Um retrato "inédito" do setor da habitação revela que Bragança regista a maior diferença entre o valor de uma renda e o de uma prestação ao banco. O intervalo é de 61%, o equivalente a mais de 300 euros. A conclusão consta num estudo da consultora imobiliária Century 21.

Mas não é só no interior do país que comprar casa compensa mais do que arrendar. A tendência estende-se de Norte a Sul. No Barreiro, por exemplo, a mensalidade de uma casa arrendada é 58% superior à de uma habitação comprada. Com intervalos acima dos 50% surgem ainda Castelo Branco e Sintra. No Porto a diferença é de 30%.

Numa análise que abrange 41 cidades, percebe-se que só em Lagos é que compensa arrendar do que comprar casa, apesar de a diferença ser de apenas 1%.

Em oito das 18 capitais de distrito do país, a taxa de esforço do arrendamento está "acima do desejável".

"O resultado surpreendeu-nos", confessa ao JN/DV Ricardo Sousa, CEO da Century 21 Portugal.

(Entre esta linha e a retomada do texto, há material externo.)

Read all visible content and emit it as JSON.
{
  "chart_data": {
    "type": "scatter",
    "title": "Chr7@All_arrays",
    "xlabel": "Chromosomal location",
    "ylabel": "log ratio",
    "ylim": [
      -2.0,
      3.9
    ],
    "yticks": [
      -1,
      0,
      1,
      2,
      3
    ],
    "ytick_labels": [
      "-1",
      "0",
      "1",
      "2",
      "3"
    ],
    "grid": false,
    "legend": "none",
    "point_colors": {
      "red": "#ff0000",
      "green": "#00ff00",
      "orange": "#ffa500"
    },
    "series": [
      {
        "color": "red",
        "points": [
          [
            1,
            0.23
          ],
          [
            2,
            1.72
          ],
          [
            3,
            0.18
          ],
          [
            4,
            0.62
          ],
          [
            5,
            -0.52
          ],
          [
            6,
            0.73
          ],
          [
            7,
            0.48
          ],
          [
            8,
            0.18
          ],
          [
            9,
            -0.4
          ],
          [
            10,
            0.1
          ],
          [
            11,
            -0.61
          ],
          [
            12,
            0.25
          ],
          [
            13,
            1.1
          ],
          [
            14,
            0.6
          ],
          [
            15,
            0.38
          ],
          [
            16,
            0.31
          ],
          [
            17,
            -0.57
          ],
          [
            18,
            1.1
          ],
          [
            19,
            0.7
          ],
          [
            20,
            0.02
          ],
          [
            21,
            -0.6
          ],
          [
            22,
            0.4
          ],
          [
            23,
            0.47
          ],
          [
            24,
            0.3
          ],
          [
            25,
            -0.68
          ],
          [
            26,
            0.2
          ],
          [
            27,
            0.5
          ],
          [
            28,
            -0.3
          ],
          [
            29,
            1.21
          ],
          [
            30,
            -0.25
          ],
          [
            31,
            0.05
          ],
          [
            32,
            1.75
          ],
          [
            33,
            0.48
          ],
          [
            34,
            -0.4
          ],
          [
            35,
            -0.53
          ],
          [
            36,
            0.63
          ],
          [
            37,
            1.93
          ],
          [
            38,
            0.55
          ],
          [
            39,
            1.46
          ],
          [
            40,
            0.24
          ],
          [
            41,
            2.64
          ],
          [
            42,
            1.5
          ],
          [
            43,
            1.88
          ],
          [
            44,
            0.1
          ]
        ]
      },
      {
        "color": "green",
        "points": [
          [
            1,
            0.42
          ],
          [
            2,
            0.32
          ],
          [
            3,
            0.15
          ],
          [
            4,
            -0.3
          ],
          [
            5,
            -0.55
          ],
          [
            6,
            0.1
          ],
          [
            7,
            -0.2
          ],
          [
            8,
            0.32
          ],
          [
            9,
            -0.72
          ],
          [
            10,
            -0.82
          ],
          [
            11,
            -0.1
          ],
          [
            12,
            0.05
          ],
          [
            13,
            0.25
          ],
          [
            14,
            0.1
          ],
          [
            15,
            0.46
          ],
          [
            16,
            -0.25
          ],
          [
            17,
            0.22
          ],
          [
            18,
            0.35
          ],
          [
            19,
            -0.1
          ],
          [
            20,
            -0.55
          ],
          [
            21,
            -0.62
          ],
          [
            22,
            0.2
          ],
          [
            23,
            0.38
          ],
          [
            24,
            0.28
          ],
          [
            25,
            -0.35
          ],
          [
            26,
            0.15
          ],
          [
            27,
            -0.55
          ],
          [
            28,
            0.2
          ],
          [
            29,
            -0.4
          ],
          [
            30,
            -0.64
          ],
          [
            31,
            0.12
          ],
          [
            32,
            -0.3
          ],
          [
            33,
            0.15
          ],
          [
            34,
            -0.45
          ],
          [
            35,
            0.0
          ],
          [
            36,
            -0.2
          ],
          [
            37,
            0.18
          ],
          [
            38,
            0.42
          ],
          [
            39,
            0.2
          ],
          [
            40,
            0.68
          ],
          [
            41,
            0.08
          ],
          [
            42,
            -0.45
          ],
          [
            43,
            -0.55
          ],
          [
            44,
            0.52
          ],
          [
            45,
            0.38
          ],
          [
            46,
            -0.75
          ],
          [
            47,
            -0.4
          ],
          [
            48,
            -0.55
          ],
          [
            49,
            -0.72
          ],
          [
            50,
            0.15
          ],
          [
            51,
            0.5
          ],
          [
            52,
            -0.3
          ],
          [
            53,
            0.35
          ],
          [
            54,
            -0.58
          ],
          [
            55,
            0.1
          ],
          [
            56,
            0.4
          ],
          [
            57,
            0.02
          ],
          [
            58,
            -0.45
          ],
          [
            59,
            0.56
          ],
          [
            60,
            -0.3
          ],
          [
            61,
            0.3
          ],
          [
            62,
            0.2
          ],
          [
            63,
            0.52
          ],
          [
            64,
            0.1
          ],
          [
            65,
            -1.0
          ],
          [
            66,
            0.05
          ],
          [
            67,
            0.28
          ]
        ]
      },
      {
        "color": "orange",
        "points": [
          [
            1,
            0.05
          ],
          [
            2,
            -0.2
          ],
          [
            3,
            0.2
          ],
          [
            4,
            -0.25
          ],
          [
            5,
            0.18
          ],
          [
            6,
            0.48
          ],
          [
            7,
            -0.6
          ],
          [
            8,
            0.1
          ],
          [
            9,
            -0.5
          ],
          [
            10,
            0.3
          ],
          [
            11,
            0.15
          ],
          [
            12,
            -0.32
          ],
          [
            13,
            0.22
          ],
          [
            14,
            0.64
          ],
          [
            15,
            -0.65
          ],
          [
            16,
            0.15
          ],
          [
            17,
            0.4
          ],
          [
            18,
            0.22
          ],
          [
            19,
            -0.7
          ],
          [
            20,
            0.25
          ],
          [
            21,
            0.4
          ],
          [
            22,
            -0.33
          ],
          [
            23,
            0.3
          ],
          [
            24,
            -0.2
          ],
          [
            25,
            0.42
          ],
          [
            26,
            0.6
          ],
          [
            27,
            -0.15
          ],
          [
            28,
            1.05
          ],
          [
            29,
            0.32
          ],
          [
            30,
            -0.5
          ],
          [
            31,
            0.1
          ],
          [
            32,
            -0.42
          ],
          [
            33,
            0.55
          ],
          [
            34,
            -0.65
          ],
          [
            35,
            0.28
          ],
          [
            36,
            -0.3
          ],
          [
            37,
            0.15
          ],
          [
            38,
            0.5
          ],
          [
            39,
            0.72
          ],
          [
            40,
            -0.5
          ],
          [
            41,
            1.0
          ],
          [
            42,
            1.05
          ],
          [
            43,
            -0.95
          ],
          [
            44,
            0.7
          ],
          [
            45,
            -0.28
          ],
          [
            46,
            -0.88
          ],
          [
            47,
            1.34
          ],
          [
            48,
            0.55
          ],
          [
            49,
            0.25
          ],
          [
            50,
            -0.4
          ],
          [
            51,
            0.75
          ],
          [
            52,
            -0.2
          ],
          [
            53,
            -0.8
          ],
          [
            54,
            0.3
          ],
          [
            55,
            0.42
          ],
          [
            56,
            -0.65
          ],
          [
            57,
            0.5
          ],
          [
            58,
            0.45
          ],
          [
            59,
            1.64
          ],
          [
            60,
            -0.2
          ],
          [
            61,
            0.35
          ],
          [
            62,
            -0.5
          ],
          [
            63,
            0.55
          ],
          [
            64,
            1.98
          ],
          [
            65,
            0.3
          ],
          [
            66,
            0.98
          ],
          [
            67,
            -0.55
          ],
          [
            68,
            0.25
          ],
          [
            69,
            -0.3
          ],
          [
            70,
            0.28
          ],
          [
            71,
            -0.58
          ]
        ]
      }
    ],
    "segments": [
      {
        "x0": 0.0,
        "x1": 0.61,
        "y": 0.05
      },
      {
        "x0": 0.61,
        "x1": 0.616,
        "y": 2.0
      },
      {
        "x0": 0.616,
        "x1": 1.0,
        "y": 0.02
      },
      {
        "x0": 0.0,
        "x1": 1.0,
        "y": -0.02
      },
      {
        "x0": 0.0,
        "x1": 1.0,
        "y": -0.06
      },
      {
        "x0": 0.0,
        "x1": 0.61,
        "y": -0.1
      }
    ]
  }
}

Para o responsável, os números evidenciam uma "oportunidade para os operadores", já que é óbvia a "necessidade que Portugal tem de um mercado livre de arrendamento profissional e estruturado".

Esforço no Porto

O estudo da Century 21 cruzou variáveis como o rendimento médio das famílias, os valores para aquisição e arrendamento de uma casa de 90 metros quadrados ou a taxa de esforço. Tanto na compra como no arrendamento, é em Lisboa e no Algarve que as famílias têm de esticar mais o orçamento para fazer face às despesas com habitação.

O Porto também está acima da média. A compra de casa implica uma taxa de esforço de 35% e o arrendamento obriga a esticar até aos 50%. Os valores estão acima dos 33% recomendados pelo Banco de Portugal.

Ricardo Sousa vê uma solução para o problema: "Nas áreas metropolitanas, a tendência terá de passar por casas mais pequenas".

Para o Porto, o estudo considerou um rendimento médio mensal do agregado familiar de 1622 euros. O que significa que, para que a taxa de esforço não ultrapasse os 33%, os portuenses devem comprar uma casa com 80 metros quadrados. Caso optem pelo arrendamento, o espaço não deverá ter mais de 55 metros quadrados.

PORTO

810 euros é o valor médio de uma renda mensal no Porto para uma casa de 90 metros quadrados, segundo a Century 21. Já a prestação mensal de uma casa comprada com recurso a crédito bancário ronda os 564€.